Au printemps 2011, l’ancien démiurge du Velvet Underground et les saigneurs du trash-metal s’enferment quatre semaines dans le studio de ces derniers à Marin County, au nord de San Fransisco. A l’origine, Lou envisage d’enregistrer quelques morceaux inédits avant de sortir du congélateur le corps mutilé d’un projet destiné au metteur en scène et chorégraphe Robert Wilson.
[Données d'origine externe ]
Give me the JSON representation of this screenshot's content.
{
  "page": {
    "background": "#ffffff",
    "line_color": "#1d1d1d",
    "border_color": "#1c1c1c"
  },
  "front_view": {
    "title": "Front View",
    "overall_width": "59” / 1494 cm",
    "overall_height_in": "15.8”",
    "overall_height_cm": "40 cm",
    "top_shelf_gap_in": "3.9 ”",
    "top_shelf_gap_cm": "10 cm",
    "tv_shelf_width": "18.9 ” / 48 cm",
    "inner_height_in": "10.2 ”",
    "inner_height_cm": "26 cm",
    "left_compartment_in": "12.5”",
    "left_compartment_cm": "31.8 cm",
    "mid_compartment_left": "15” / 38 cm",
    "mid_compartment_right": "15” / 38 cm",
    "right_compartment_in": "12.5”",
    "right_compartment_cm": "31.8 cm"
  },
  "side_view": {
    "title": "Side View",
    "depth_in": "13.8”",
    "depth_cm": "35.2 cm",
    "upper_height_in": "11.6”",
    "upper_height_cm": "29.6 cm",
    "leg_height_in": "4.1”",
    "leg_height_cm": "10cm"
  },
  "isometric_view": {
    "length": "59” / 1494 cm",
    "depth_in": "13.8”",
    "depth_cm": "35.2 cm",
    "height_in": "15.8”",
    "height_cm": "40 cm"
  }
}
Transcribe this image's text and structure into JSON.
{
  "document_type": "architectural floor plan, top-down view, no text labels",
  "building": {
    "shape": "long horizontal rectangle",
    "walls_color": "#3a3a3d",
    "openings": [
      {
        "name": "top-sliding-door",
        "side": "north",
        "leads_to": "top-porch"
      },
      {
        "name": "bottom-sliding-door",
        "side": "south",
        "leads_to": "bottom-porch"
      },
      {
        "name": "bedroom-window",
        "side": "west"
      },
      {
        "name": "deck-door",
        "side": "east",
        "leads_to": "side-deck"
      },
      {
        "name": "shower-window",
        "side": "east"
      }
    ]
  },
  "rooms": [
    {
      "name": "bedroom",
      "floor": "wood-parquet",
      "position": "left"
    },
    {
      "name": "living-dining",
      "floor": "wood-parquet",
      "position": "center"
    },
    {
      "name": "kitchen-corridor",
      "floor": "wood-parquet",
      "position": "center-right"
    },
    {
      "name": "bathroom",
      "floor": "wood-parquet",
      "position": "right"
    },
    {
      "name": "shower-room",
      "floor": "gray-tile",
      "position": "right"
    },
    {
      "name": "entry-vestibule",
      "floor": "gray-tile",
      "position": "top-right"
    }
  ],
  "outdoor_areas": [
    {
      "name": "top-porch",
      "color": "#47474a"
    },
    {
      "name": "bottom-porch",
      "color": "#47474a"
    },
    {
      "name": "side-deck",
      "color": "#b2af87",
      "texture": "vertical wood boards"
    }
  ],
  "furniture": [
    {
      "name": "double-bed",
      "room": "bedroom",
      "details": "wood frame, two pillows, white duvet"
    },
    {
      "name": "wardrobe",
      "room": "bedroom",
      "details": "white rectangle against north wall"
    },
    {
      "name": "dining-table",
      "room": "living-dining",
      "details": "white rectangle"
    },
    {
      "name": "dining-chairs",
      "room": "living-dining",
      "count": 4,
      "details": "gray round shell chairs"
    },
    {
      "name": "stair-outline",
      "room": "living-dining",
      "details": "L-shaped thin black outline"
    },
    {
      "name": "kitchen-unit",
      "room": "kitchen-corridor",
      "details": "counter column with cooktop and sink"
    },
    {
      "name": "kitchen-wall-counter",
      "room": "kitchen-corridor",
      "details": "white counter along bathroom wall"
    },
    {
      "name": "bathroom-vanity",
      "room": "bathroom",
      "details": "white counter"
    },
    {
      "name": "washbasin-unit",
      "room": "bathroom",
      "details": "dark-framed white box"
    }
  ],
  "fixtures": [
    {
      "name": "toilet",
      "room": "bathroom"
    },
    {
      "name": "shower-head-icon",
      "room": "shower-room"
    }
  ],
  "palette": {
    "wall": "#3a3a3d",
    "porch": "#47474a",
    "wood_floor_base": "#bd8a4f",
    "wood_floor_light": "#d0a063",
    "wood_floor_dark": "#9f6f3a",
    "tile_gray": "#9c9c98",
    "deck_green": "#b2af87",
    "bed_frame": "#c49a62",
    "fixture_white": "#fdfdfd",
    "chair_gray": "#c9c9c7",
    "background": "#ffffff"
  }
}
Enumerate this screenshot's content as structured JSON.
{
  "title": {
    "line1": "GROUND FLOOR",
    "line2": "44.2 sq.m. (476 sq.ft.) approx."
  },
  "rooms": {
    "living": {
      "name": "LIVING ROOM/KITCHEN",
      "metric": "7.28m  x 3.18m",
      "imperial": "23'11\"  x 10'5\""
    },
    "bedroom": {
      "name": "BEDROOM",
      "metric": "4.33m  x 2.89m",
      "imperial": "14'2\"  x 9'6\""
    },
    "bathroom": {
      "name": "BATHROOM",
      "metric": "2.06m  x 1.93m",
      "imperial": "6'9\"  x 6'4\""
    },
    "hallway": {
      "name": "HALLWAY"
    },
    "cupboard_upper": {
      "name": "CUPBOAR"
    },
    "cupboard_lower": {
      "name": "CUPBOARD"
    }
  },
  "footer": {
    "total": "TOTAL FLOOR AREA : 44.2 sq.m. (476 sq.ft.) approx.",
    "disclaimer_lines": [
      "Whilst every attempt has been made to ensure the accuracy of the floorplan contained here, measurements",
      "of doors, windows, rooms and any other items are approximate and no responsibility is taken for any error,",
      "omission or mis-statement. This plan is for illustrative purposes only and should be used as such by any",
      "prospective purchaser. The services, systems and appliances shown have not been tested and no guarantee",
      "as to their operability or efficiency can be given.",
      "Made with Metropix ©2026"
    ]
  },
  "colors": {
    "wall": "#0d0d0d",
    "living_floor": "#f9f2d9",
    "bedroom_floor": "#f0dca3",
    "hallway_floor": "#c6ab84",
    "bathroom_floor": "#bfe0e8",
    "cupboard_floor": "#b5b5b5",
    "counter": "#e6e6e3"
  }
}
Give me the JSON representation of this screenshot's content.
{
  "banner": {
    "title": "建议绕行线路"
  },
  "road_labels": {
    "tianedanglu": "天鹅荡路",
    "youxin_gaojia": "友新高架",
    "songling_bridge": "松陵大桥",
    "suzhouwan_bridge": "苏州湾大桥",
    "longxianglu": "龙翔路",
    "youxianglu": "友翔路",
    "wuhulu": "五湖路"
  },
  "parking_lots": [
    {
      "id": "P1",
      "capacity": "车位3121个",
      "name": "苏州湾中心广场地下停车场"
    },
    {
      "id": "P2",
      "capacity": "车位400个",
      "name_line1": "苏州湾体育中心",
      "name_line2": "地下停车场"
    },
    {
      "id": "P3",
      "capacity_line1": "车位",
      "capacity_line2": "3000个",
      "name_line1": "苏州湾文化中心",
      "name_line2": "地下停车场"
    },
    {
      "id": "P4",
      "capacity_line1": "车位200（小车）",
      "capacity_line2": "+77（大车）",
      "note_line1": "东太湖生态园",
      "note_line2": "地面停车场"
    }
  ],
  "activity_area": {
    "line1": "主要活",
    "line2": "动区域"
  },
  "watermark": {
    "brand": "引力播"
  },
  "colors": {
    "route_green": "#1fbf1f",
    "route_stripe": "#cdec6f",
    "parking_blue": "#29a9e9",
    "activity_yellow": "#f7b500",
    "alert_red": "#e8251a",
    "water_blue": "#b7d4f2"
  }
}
Inspiré par l’oeuvre du dramaturge allemand Frank Wedekind, Lulu fut adapté dans les années 30 par le compositeur Alban Berg pour son opéra dodécaphonique du même nom. L’histoire décrit l’ascension d’une jeune femme dans la société bourgeoise européenne de la fin du XIXe siècle jusqu’au meurtre de celui qu’elle aime, sa chute dans la prostitution et son suicide. Au vu de ce que renferme ce conte sur la violence des rapports humains, ce qu’il exhibe de déchéance, de perversions, de culpabilité, de haine de soi, on ne s’étonne guère qu’il ait retenu l’attention du maître absolu en la matière. Quelle oeuvre contient plus de noirceur et de cruauté que la sienne ?
Entre les mains de Lou, Lulu va se changer en Lilith déchaînée, sado-maso, bisexuelle, qui précipite dans sa chute ceux et celles qu’elle séduit. Sa Lulu épanche des goûts nettement scatophages, supplie qu’on lui crache à la gueule, qu’on lui mette des trucs dans le minou, réclame des fist-fuckings. La monstruosité du sujet exigeant une monstruosité sonore à la mesure, on comprend que Lou Reed ait attendu d’avoir sous la main le groupe le plus bruyant de la planète avant de se lancer dans cette sordide histoire.
A l’aune de sa discographie, l’objet se situe quelque part entre Berlin, Rock’n’Roll Animal et Metal Machine Music, avec ce que ce triptyque recouvre de fantasmagories délabrées, d’abus, de déflagrations. Le New-Yorkais récite plus qu’il ne chante. Le mur de guitares est monumental, les changements d’accords rares, les mélodies absentes.
A cause de la longueur de certains titres – jusqu’à vingt minutes pour Junior Dad –, la monotonie guette parfois. On ne risque pas de danser beaucoup là-dessus. Qu’importe. “Dans un monde disposé au mal, les danseurs sont immobiles”, chantait Lou dans une autre vie. Quoi qu’en disent les intéressés, le résultat procède moins d’une joint venture que d’un compromis. C’est Reed le patron, lui qui utilise à ses fins personnelles la force de frappe du quatuor californien pour ce qu’il considère comme l’apothéose de sa carrière.
“J’ai eu la chance grâce à leurs talents de pouvoir une fois pour toutes élever le niveau de la musique de manière à mettre définitivement un terme à la trop longue domination de tous ces compositeurs européens morts.” Devant notre air interdit, tandis que le batteur Lars Ulrich et le guitariste James Hetfield meurent de rire, il parfait l’autocongratulation : “Ma Lulu avait une tête. Ne lui manquait que les jambes.”